Now then when we look for critical points we’re setting both partial derivatives equal to $0$. This is the same as setting the gradient equal to the $0$ vector. Here’s example 4 from page 878 in the book:

f(x)=x^2-2*x*y+1/3*y^3-3*y;
[xsoln,ysoln]=solve(jacobian(f,[x y]))

xsoln =

-1
 3

ysoln =

-1
 3

Task 6: Find all critical points for $f(x,y) = (y − 2) \ln(xy)$. Remember that $\ln$ in Matlab is log. On your printout write the points as coordinate pairs next to the output.

Task 7: Find all critical points for $f(x,y) = x^3 + y^3 − 6xy$. On your printout write the points as coordinate pairs next to the output.

Lagrange Multipliers

When we solve a problem using Lagrange multipliers what we’re doing is solving $\nabla f = L\nabla g$ along with the constraint. The first of these is the same as solving $\nabla f − L\nabla g = 0$ and the constraint can be rewritten to equal $0$ too. The tricky thing is solving them all at once. This is how it’s done for finding the extreme values for $f(x, y) = 3x^2 + 2y^2 − 4y + 1$ subject to $x^2 + y^2 = 16$. Well first here we'll just solve the equations:

clear all;
syms x y L;
f(x,y)=3*x^2+2*y^2-4*y+1;
g(x,y)=x^2+y^2-16;
firstpart=jacobian(f,[x y])-L*jacobian(g,[x y]);
[Lsoln,xsoln,ysoln]=solve([firstpart,g])

Lsoln =

  3
  3
3/2
5/2

xsoln =

-2*3^(1/2)
 2*3^(1/2)
         0
         0

ysoln =

-2
-2
 4
-4

Again note that the values group together. For example $L = 3/2$ corresponds to the point $(0, 4)$ and so on through all four. Also again note the order [Lsoln,xsoln,ysoln] because solve returns the solutions to $L$, $x$ and $y$ in alphabetical order. Even better we can plug xsoln and ysoln into f at the end:

subs(f(x,y),{x,y},{xsoln,ysoln})

ans =

53
53
17
49

and simply pick off the largest and smallest.
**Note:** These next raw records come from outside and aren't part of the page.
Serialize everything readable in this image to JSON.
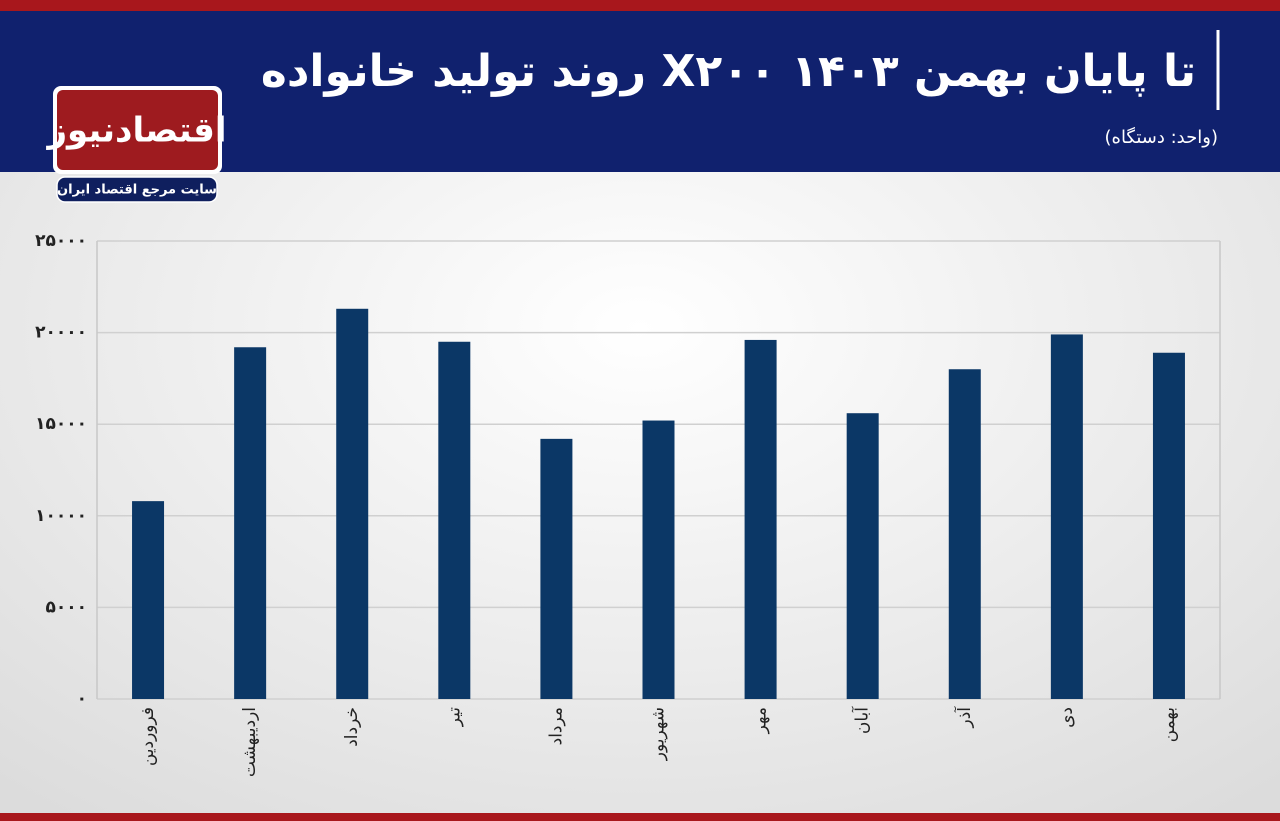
{
  "header": {
    "logo": "اقتصادنیوز",
    "logo_tagline": "سایت مرجع اقتصاد ایران"
  },
  "chart_data": {
    "type": "bar",
    "title": "روند تولید خانواده X۲۰۰ تا پایان بهمن ۱۴۰۳",
    "subtitle": "(واحد: دستگاه)",
    "categories": [
      "فروردین",
      "اردیبهشت",
      "خرداد",
      "تیر",
      "مرداد",
      "شهریور",
      "مهر",
      "آبان",
      "آذر",
      "دی",
      "بهمن"
    ],
    "values": [
      10800,
      19200,
      21300,
      19500,
      14200,
      15200,
      19600,
      15600,
      18000,
      19900,
      18900
    ],
    "color": "#0b3766",
    "ylim": [
      0,
      25000
    ],
    "yticks": [
      {
        "value": 0,
        "label": "۰"
      },
      {
        "value": 5000,
        "label": "۵۰۰۰"
      },
      {
        "value": 10000,
        "label": "۱۰۰۰۰"
      },
      {
        "value": 15000,
        "label": "۱۵۰۰۰"
      },
      {
        "value": 20000,
        "label": "۲۰۰۰۰"
      },
      {
        "value": 25000,
        "label": "۲۵۰۰۰"
      }
    ],
    "grid": true
  }
}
In this case the maximum is $53$ occuring at both $(2(3^{1/2}), −2)$ and $(−2(3^{1/2}), −2)$ and the minimum is $17$ occuring at $(0, 4)$.

Task 8: Use Lagrange multipliers to find the maximum and minimum values of $f(x,y) = xy^2$ subject to the constraint $x^2 + y^2 = 16$. On your printout write a neat summary next to the output.